In Brest sind laut der OSINT-Gruppe CIT gemischte Truppen in Bataillonsstärke, die wohl zum 217ten Luftlanderegiment gehören. Diese wurden ca am 25.01. per Zug dorthin verlegt.
Ich bin immer noch skeptisch, ob Putin nach den olympischen Spielen dann auf die Ukraine los geht oder ob er nicht woanders (Baltikum?!) die Lunte anbrennt. Wobei natürlich im Baltikum die direkte Konfrontation mit der NATO gegeben wäre.
Putin argumentiert ja immer mit den russischen Minderheiten, die es zu schützen gelte. Hier sind auch in den baltischen Staaten relativ große russische Bevölkerungsgruppen zu finden.
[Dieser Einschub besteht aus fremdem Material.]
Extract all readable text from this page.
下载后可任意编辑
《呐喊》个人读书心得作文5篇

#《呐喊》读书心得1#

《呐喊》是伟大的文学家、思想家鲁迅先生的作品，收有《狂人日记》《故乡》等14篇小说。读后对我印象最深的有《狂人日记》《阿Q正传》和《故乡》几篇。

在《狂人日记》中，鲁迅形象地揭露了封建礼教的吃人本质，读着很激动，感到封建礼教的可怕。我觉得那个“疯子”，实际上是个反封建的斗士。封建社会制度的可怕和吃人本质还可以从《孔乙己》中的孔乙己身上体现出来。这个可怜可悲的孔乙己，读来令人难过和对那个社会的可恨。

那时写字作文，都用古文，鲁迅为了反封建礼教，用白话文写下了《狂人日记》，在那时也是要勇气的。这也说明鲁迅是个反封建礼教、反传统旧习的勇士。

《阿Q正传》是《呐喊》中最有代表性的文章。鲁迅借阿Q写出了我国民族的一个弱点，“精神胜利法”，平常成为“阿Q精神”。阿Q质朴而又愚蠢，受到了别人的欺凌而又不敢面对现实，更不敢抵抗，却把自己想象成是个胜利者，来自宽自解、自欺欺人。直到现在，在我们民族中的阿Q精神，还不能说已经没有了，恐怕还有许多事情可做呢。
Nachdem ich nun viele deutsche Zeitungen und Magazine gelesen habe in den letzten Tagen wundert es mich schon, dass sehr laut nach Waffenlieferungen gerufen wird, auch im Wissen, dass diese nur symbolischen Charakter haben. Das macht mich echt betroffen, weil das die Lage nur verschärfen würde.
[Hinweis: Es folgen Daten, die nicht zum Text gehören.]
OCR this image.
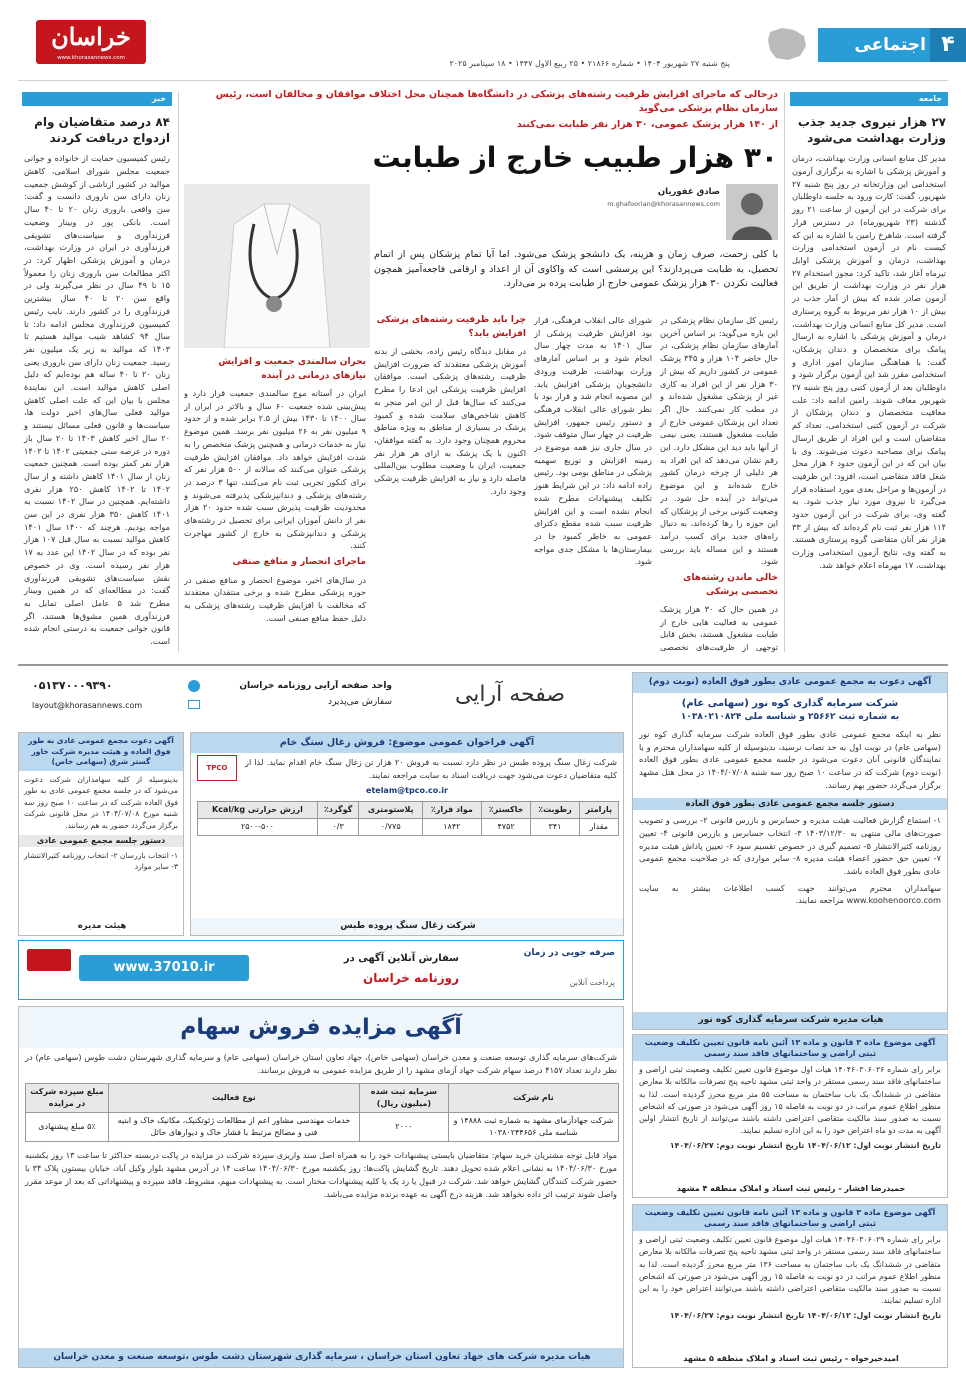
خراسان
www.khorasannews.com
پنج شنبه ۲۷ شهریور ۱۴۰۴ • شماره ۲۱۸۶۶ • ۲۵ ربیع الاول ۱۴۴۷ • ۱۸ سپتامبر ۲۰۲۵
۴
اجتماعی
جامعه
۲۷ هزار نیروی جدید جذب وزارت بهداشت می‌شود
مدیر کل منابع انسانی وزارت بهداشت، درمان و آموزش پزشکی با اشاره به برگزاری آزمون استخدامی این وزارتخانه در روز پنج شنبه ۲۷ شهریور، گفت: کارت ورود به جلسه داوطلبان برای شرکت در این آزمون از ساعت ۲۱ روز گذشته (۲۳ شهریورماه) در دسترس قرار گرفته است. شاهرخ رامین با اشاره به این که کیست نام در آزمون استخدامی وزارت بهداشت، درمان و آموزش پزشکی اوایل تیرماه آغاز شد، تاکید کرد: مجوز استخدام ۲۷ هزار نفر در وزارت بهداشت از طریق این آزمون صادر شده که بیش از آمار جذب در بیش از ۱۰ هزار نفر مربوط به گروه پرستاری است. مدیر کل منابع انسانی وزارت بهداشت، درمان و آموزش پزشکی با اشاره به ارسال پیامک برای متخصصان و دندان پزشکان، گفت: با هماهنگی سازمان امور اداری و استخدامی مقرر شد این آزمون برگزار شود و داوطلبان بعد از آزمون کتبی روز پنج شنبه ۲۷ شهریور معاف شوند. رامین ادامه داد: علت معافیت متخصصان و دندان پزشکان از شرکت در آزمون کتبی استخدامی، تعداد کم متقاضیان است و این افراد از طریق ارسال پیامک برای مصاحبه دعوت می‌شوند. وی با بیان این که در این آزمون حدود ۶ هزار محل شغل فاقد متقاضی است، افزود: این ظرفیت در آزمون‌ها و مراحل بعدی مورد استفاده قرار می‌گیرد تا نیروی مورد نیاز جذب شود. به گفته وی، برای شرکت در این آزمون حدود ۱۱۴ هزار نفر ثبت نام کرده‌اند که بیش از ۳۳ هزار نفر آنان متقاضی گروه پرستاری هستند. به گفته وی، نتایج آزمون استخدامی وزارت بهداشت، ۱۷ مهرماه اعلام خواهد شد.
خبر
۸۴ درصد متقاضیان وام ازدواج دریافت کردند
رئیس کمیسیون حمایت از خانواده و جوانی جمعیت مجلس شورای اسلامی، کاهش موالید در کشور ازناشی از کوشش جمعیت زنان دارای سن باروری دانست و گفت: سن واقعی باروری زنان ۲۰ تا ۴۰ سال است. بانکی پور در وبینار وضعیت فرزندآوری و سیاست‌های تشویقی فرزندآوری در ایران در وزارت بهداشت، درمان و آموزش پزشکی اظهار کرد: در اکثر مطالعات سن باروری زنان را معمولاً ۱۵ تا ۴۹ سال در نظر می‌گیرند ولی در واقع سن ۲۰ تا ۴۰ سال بیشترین فرزندآوری را در کشور دارند. نایب رئیس کمیسیون فرزندآوری مجلس ادامه داد: تا سال ۹۴ کشاهد شیب موالید هستیم تا ۱۴۰۳ که موالید به زیر یک میلیون نفر رسید. جمعیت زنان دارای سن باروری یعنی زنان ۲۰ تا ۴۰ ساله هم بوده‌ایم که دلیل اصلی کاهش موالید است. ابن نمایندۀ مجلس با بیان این که علت اصلی کاهش موالید فعلی سال‌های اخیر دولت ها، سیاست‌ها و قانون فعلی مسائل نیستند و ۲۰ سال اخیر کاهش ۱۴۰۳ تا ۲۰ سال باز دوره در عرصه سنی جمعیتی ۱۴۰۲ تا ۱۴۰۲ هزار نفر کمتر بوده است. همچنین جمعیت زنان از سال ۱۴۰۱ کاهش داشته و از سال ۱۴۰۲ تا ۱۴۰۲ کاهش ۲۵۰ هزار نفری داشته‌ایم. همچنین در سال ۱۴۰۲ نسبت به ۱۴۰۱ کاهش ۳۵۰ هزار نفری در این سن مواجه بودیم. هرچند که ۱۴۰۰ سال ۱۴۰۱ کاهش موالید نسبت به سال قبل ۱۰۷ هزار نفر بوده که در سال ۱۴۰۲ این عدد به ۱۷ هزار نفر رسیده است. وی در خصوص نقش سیاست‌های تشویقی فرزندآوری گفت: در مطالعه‌ای که در همین وبینار مطرح شد ۵ عامل اصلی تمایل به فرزندآوری همین مشوق‌ها هستند، اگر قانون جوانی جمعیت به درستی انجام شده است.
درحالی که ماجرای افزایش ظرفیت رشته‌های پزشکی در دانشگاه‌ها همچنان محل اختلاف موافقان و مخالفان است، رئیس سازمان نظام پزشکی می‌گوید
از ۱۴۰ هزار پزشک عمومی، ۳۰ هزار نفر طبابت نمی‌کنند
۳۰ هزار طبیب خارج از طبابت
صادق غفوریان
m.ghafoorian@khorasannews.com
با کلی زحمت، صرف زمان و هزینه، یک دانشجو پزشک می‌شود. اما آیا تمام پزشکان پس از اتمام تحصیل، به طبابت می‌پردازند؟ این پرسشی است که واکاوی آن از اعداد و ارقامی فاجعه‌آمیز همچون فعالیت نکردن ۳۰ هزار پزشک عمومی خارج از طبابت پرده بر می‌دارد.
رئیس کل سازمان نظام پزشکی در این باره می‌گوید: بر اساس آخرین آمارهای سازمان نظام پزشکی، در حال حاضر ۱۰۴ هزار و ۳۴۵ پزشک عمومی در کشور داریم که بیش از ۳۰ هزار نفر از این افراد به کاری غیر از پزشکی مشغول شده‌اند و در مطب کار نمی‌کنند. حال اگر تعداد این پزشکان عمومی خارج از طبابت مشغول هستند، یعنی نیمی از آنها باید دید این مشکل دارد. این رقم نشان می‌دهد که این افراد به هر دلیلی از چرخه درمان کشور خارج شده‌اند و این موضوع می‌تواند در آینده حل شود. در وضعیت کنونی برخی از پزشکان که این حوزه را رها کرده‌اند، به دنبال راه‌های جدید برای کسب درآمد هستند و این مساله باید بررسی شود.
خالی ماندن رشته‌های تخصصی پزشکی
در همین حال که ۳۰ هزار پزشک عمومی به فعالیت هایی خارج از طبابت مشغول هستند، بخش قابل توجهی از ظرفیت‌های تخصصی
شورای عالی انقلاب فرهنگی، قرار بود افزایش ظرفیت پزشکی از سال ۱۴۰۱ به مدت چهار سال انجام شود و بر اساس آمارهای وزارت بهداشت، ظرفیت ورودی دانشجویان پزشکی افزایش یابد. این مصوبه انجام شد و قرار بود با نظر شورای عالی انقلاب فرهنگی و دستور رئیس جمهور، افزایش ظرفیت در چهار سال متوقف شود. در سال جاری نیز همه موضوع در زمینه افزایش و توزیع سهمیه پزشکی در مناطق بومی بود. رئیس زاده ادامه داد: در این شرایط هنوز تکلیف پیشنهادات مطرح شده انجام نشده است و این افزایش ظرفیت سبب شده مقطع دکترای عمومی به خاطر کمبود جا در بیمارستان‌ها با مشکل جدی مواجه شود.
چرا باید ظرفیت رشته‌های پزشکی افزایش یابد؟
در مقابل دیدگاه رئیس زاده، بخشی از بدنه آموزش پزشکی معتقدند که ضرورت افزایش ظرفیت رشته‌های پزشکی است. موافقان افزایش ظرفیت پزشکی این ادعا را مطرح می‌کنند که سال‌ها قبل از این امر منجر به کاهش شاخص‌های سلامت شده و کمبود پزشک در بسیاری از مناطق به ویژه مناطق محروم همچنان وجود دارد. به گفته موافقان، اکنون با یک پزشک به ازای هر هزار نفر جمعیت، ایران با وضعیت مطلوب بین‌المللی فاصله دارد و نیاز به افزایش ظرفیت پزشکی وجود دارد.
بحران سالمندی جمعیت و افزایش نیازهای درمانی در آینده
ایران در آستانه موج سالمندی جمعیت قرار دارد و پیش‌بینی شده جمعیت ۶۰ سال و بالاتر در ایران از سال ۱۴۰۰ تا ۱۴۳۰ بیش از ۲.۵ برابر شده و از حدود ۹ میلیون نفر به ۲۶ میلیون نفر برسد. همین موضوع نیاز به خدمات درمانی و همچنین پزشک متخصص را به شدت افزایش خواهد داد. موافقان افزایش ظرفیت پزشکی عنوان می‌کنند که سالانه از ۵۰۰ هزار نفر که برای کنکور تجربی ثبت نام می‌کنند، تنها ۳ درصد در رشته‌های پزشکی و دندانپزشکی پذیرفته می‌شوند و محدودیت ظرفیت پذیرش سبب شده حدود ۲۰ هزار نفر از دانش آموزان ایرانی برای تحصیل در رشته‌های پزشکی و دندانپزشکی به خارج از کشور مهاجرت کنند.
ماجرای انحصار و منافع صنفی
در سال‌های اخیر، موضوع انحصار و منافع صنفی در حوزه پزشکی مطرح شده و برخی منتقدان معتقدند که مخالفت با افزایش ظرفیت رشته‌های پزشکی به دلیل حفظ منافع صنفی است.
آگهی دعوت به مجمع عمومی عادی بطور فوق العاده (نوبت دوم)
شرکت سرمایه گذاری کوه نور (سهامی عام)
به شماره ثبت ۲۵۶۶۲ و شناسه ملی ۱۰۳۸۰۲۱۰۸۲۴
نظر به اینکه مجمع عمومی عادی بطور فوق العاده شرکت سرمایه گذاری کوه نور (سهامی عام) در نوبت اول به حد نصاب نرسید، بدینوسیله از کلیه سهامداران محترم و یا نمایندگان قانونی آنان دعوت می‌شود در جلسه مجمع عمومی عادی بطور فوق العاده (نوبت دوم) شرکت که در ساعت ۱۰ صبح روز سه شنبه ۱۴۰۴/۰۷/۰۸ در محل هتل مشهد برگزار می‌گردد حضور بهم رسانند.
دستور جلسه مجمع عمومی عادی بطور فوق العاده
۱- استماع گزارش فعالیت هیئت مدیره و حسابرس و بازرس قانونی ۲- بررسی و تصویب صورت‌های مالی منتهی به ۱۴۰۳/۱۲/۳۰ ۳- انتخاب حسابرس و بازرس قانونی ۴- تعیین روزنامه کثیرالانتشار ۵- تصمیم گیری در خصوص تقسیم سود ۶- تعیین پاداش هیئت مدیره ۷- تعیین حق حضور اعضاء هیئت مدیره ۸- سایر مواردی که در صلاحیت مجمع عمومی عادی بطور فوق العاده باشد.
سهامداران محترم می‌توانند جهت کسب اطلاعات بیشتر به سایت www.koohenoorco.com مراجعه نمایند.
هیات مدیره شرکت سرمایه گذاری کوه نور
صفحه آرایی
واحد صفحه آرایی روزنامه خراسان
سفارش می‌پذیرد
۰۵۱۳۷۰۰۰۹۳۹۰
layout@khorasannews.com
آگهی فراخوان عمومی موضوع: فروش زغال سنگ خام
TPCO
شرکت زغال سنگ پروده طبس در نظر دارد نسبت به فروش ۲۰ هزار تن زغال سنگ خام اقدام نماید. لذا از کلیه متقاضیان دعوت می‌شود جهت دریافت اسناد به سایت مراجعه نمایند.
etelam@tpco.co.ir
پارامتر	رطوبت٪	خاکستر٪	مواد فرار٪	پلاستومتری	گوگرد٪	ارزش حرارتی Kcal/kg
مقدار	۳۴۱	۴۷۵۲	۱۸۴۲	۰/۷۷۵	۰/۳	۲۵۰۰-۵۰۰
شرکت زغال سنگ پروده طبس
آگهی دعوت مجمع عمومی عادی به طور فوق العاده و هیئت مدیره شرکت خاور گستر شرق (سهامی خاص)
بدینوسیله از کلیه سهامداران شرکت دعوت می‌شود که در جلسه مجمع عمومی عادی به طور فوق العاده شرکت که در ساعت ۱۰ صبح روز سه شنبه مورخ ۱۴۰۴/۰۷/۰۸ در محل قانونی شرکت برگزار می‌گردد حضور به هم رسانند.
دستور جلسه مجمع عمومی عادی
۱- انتخاب بازرسان ۲- انتخاب روزنامه کثیرالانتشار ۳- سایر موارد
هیئت مدیره
www.37010.ir
سفارش آنلاین آگهی در
روزنامه خراسان
صرفه جویی در زمان
پرداخت آنلاین
آگهی مزایده فروش سهام
شرکت‌های سرمایه گذاری توسعه صنعت و معدن خراسان (سهامی خاص)، جهاد تعاون استان خراسان (سهامی عام) و سرمایه گذاری شهرستان دشت طوس (سهامی عام) در نظر دارند تعداد ۴۱۵۷ درصد سهام شرکت جهاد آزمای مشهد را از طریق مزایده عمومی به فروش برسانند.
نام شرکت	سرمایه ثبت شده (میلیون ریال)	نوع فعالیت	مبلغ سپرده شرکت در مزایده
شرکت جهادآزمای مشهد به شماره ثبت ۱۴۸۸۸ و شناسه ملی ۱۰۳۸۰۲۴۴۶۵۶	۲۰۰۰	خدمات مهندسی مشاور اعم از مطالعات ژئوتکنیک، مکانیک خاک و ابنیه فنی و مصالح مرتبط با فشار خاک و دیوارهای حائل	۵٪ مبلغ پیشنهادی
مواد قابل توجه مشتریان خرید سهام: متقاضیان بایستی پیشنهادات خود را به همراه اصل سند واریزی سپرده شرکت در مزایده در پاکت دربسته حداکثر تا ساعت ۱۳ روز یکشنبه مورخ ۱۴۰۴/۰۶/۳۰ به نشانی اعلام شده تحویل دهند. تاریخ گشایش پاکت‌ها: روز یکشنبه مورخ ۱۴۰۴/۰۶/۳۰ ساعت ۱۴ در آدرس مشهد بلوار وکیل آباد، خیابان بیستون پلاک ۳۴ با حضور شرکت کنندگان گشایش خواهد شد. شرکت در قبول یا رد یک یا کلیه پیشنهادات مختار است. به پیشنهادات مبهم، مشروط، فاقد سپرده و پیشنهاداتی که بعد از موعد مقرر واصل شوند ترتیب اثر داده نخواهد شد. هزینه درج آگهی به عهده برنده مزایده می‌باشد.
هیات مدیره شرکت های جهاد تعاون استان خراسان ، سرمایه گذاری شهرستان دشت طوس ،توسعه صنعت و معدن خراسان
آگهی موضوع ماده ۳ قانون و ماده ۱۳ آئین نامه قانون تعیین تکلیف وضعیت ثبتی اراضی و ساختمانهای فاقد سند رسمی
برابر رای شماره ۱۴۰۴۶۰۳۰۶۰۲۶ هیات اول موضوع قانون تعیین تکلیف وضعیت ثبتی اراضی و ساختمانهای فاقد سند رسمی مستقر در واحد ثبتی مشهد ناحیه پنج تصرفات مالکانه بلا معارض متقاضی در ششدانگ یک باب ساختمان به مساحت ۵۵ متر مربع محرز گردیده است. لذا به منظور اطلاع عموم مراتب در دو نوبت به فاصله ۱۵ روز آگهی می‌شود در صورتی که اشخاص نسبت به صدور سند مالکیت متقاضی اعتراضی داشته باشند می‌توانند از تاریخ انتشار اولین آگهی به مدت دو ماه اعتراض خود را به این اداره تسلیم نمایند.
تاریخ انتشار نوبت اول: ۱۴۰۴/۰۶/۱۲ تاریخ انتشار نوبت دوم: ۱۴۰۴/۰۶/۲۷
حمیدرضا افشار - رئیس ثبت اسناد و املاک منطقه ۴ مشهد
آگهی موضوع ماده ۳ قانون و ماده ۱۳ آئین نامه قانون تعیین تکلیف وضعیت ثبتی اراضی و ساختمانهای فاقد سند رسمی
برابر رای شماره ۱۴۰۴۶۰۳۰۶۰۲۹ هیات اول موضوع قانون تعیین تکلیف وضعیت ثبتی اراضی و ساختمانهای فاقد سند رسمی مستقر در واحد ثبتی مشهد ناحیه پنج تصرفات مالکانه بلا معارض متقاضی در ششدانگ یک باب ساختمان به مساحت ۱۳۶ متر مربع محرز گردیده است. لذا به منظور اطلاع عموم مراتب در دو نوبت به فاصله ۱۵ روز آگهی می‌شود در صورتی که اشخاص نسبت به صدور سند مالکیت متقاضی اعتراضی داشته باشند می‌توانند اعتراض خود را به این اداره تسلیم نمایند.
تاریخ انتشار نوبت اول: ۱۴۰۴/۰۶/۱۲ تاریخ انتشار نوبت دوم: ۱۴۰۴/۰۶/۲۷
امیدخیرخواه - رئیس ثبت اسناد و املاک منطقه ۵ مشهد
Die 9 alten NVA-Haubitzen wären Symbolik, ebenso wie die Lieferung von einigen Funkgeräten. Die geforderten modeernen Funkgeräte, Nachtsichttechnik etc sind eh egal, die hat die Bundeswehr gar nicht, um sie zu liefern. Die einzige Lösung ist die Diplomatie! Die EU/NATO hat den Kamf um die Ukraine schon 2014 verloren,als man nur halbherzige Wirtschaftssanktionen nach der Besetzung der Krim und dem Einsatz russischer Truppen im Donbass durchsetzte. Und von der UN ist überhauot nichts zu erwarten, solange im Sicherheitsrat jedes Kaffeaufbrühen durch das Vetorecht seitens Russlands und Chinas blockiert wird.
Die AUfregung der USA wegen NS2 ist ebenso Show, denn die USA hat ihre Ölimporte aus Russland gar noch gesteigert und denkt nicht daran, daran etwas zu ändern.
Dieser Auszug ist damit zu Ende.